FLINTSTONE — During a public hearing on Thursday at the Flintstone Volunteer Fire Department, Allegany County residents addressed their concerns about a zoning code change that would allow some businesses in residential areas
The amendment adds a special exception to the uses in General Urban Development, or G-1, districts, which would require the approval of the Board of Zoning Appeals and a hearing in which adjoining neighbors are notified via a large sign in the yard of the proposed business and a legal add in the newspaper, according to David Dorsey, acting planning coordinator.
The special exceptions include certain small-scale neighborhood uses and on-site signs and is limited to grocery stores, retail stores, greenhouse and nurseries, bakeries, barber shops, hair dressers, professional offices, restaurants, banks, printing shops and shops for sale or repair of appliances.
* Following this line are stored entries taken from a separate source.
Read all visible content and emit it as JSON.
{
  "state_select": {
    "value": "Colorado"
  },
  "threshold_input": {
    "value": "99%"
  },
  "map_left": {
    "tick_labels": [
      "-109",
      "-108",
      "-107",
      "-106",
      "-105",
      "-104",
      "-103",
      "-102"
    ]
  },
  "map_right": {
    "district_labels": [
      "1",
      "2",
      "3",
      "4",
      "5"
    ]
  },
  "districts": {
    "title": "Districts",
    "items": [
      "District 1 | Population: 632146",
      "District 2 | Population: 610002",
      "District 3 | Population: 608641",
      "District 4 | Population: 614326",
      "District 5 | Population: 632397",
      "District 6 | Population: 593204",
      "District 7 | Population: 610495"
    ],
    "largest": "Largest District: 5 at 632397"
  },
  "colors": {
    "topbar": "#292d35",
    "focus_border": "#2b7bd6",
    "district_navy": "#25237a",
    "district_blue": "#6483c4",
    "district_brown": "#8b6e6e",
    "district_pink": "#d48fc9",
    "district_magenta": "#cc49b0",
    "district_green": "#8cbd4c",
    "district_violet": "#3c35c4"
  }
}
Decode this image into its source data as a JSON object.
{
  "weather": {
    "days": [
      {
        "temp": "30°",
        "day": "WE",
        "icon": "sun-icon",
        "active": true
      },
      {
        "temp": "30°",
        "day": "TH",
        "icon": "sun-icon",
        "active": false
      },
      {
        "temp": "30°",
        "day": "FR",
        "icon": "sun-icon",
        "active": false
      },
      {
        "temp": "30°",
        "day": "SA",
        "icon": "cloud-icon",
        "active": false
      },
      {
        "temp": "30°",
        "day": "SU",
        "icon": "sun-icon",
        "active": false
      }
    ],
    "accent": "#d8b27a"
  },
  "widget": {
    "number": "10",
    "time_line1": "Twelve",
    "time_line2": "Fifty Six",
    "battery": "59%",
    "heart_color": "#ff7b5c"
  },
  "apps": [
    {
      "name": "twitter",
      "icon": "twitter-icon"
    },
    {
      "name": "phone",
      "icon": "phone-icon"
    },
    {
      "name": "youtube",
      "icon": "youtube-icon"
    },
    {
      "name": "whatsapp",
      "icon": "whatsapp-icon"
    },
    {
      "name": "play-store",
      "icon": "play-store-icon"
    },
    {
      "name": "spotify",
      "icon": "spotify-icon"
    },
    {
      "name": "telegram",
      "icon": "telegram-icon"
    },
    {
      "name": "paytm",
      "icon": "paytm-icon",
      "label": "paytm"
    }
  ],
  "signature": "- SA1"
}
Residents voiced their concerns about the size of signage and how it would impact the neighborhood.
“My concern about this is the countywide impact,” said Cumberland resident Jackie Sams, who questioned what small-scale meant.
Sams also questioned how business in a residential area would impact traffic and what the setback requirements would be to homes nearby.
“I think there needs to be some type of a definition of what’s considered small-scale because a residential area will definitely be impacted by this,” said Sams. “I think it’s understandable that small business could be in a residential area but I think it also has to be at such a scale that it’s not going to be an imposition on the neighbors or impact their property values.”
Commission president Mike McKay asked Sams to provide the commission with a definition of small-scale.
An Oldtown resident questioned the size of the on-site signs. Dorsey said the signs would be located on the businesses’ property and billboards would not be allowed.
A property owner in a G-1 district who planned a Flintstone bakery suggested amending the text in the zoning ordinance and a draft of the law was introduced at a planning commission meeting earlier this month.
“The current regulations don’t allow business aside from home occupations in this district,” said Dorsey. “We looked at the different definitions of the zoning ordinance, especially the neighborhood commercial uses and picked the ones that seemed less intrusive for a residential neighborhood, like the G-1 district.”
In May, the planning commission voted to recommend that the commissioners approve the change to the text of the G-1 zoning district.